The exploration of meaningful patterns in big chunks of data to achieve established goals and knowledge discovery. This discovered knowledge can be used to improve actionable strategies. Traditionally, decision-making is based on ground information. However, various data mining techniques can be applied to develop a knowledge-rich decision-making environment.
Data mining in contrast to traditional data analysis is driven by the discovery of patterns and knowledge automatically. Online analytical processing is a way to process a big volume of data in multidimensional capacity. For successful strategies, it is important for decision-makers to leverage the strides of data by strategic data warehousing. With the widespread use of information systems across various verticals, making use of this data has become a problem. Traditional data analysis has become insufficient and computer-assisted analysis indispensable.
Application of data mining to solve real-world problems
It is difficult to find efficient ways to summarize and visualize data to give useful insights for decision-making. Data mining is used to construct models to solve such real-world problems. Knowledge discovery with a robust data mining application delivers measurable benefits to businesses. Industries in which such businesses have benefitted are retail, banking, telecom, and healthcare.
Sentiment analysis is a common application of mining texts from social media to gain an understanding of the sentiments of a group on a topic. Furthermore, natural language processing is used to discover the underlining meaning of the phrases used in social media.

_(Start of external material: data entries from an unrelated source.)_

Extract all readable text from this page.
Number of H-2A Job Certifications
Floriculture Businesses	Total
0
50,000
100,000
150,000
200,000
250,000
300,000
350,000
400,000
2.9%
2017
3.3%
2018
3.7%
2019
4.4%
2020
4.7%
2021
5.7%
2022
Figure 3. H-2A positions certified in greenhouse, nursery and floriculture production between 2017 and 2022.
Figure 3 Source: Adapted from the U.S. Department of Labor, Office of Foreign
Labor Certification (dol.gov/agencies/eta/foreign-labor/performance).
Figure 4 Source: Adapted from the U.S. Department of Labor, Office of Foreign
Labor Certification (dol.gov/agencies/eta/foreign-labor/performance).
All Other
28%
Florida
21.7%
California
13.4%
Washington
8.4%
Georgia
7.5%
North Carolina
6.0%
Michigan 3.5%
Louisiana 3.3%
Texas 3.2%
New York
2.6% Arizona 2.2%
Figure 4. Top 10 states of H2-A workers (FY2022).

A popular approach to predictive modelling involves partitioning of the data into segments. The partitioning is based on domain knowledge, heuristics, and clustering. Data visualization is used as an integral part of the process to give a general view of the findings.
Recommendation systems based on predictive consumer buying behavior is widely used by e-tailers to push consumers to make a purchase. These models are prepared by a thorough understanding of human behavior and triggering events that result in a transaction.
Deployment of data mining techniques can be useful in predicting a borrower’s ability to pay back debts. Based on demographic profile and personal information interest rates can be automatically calculated.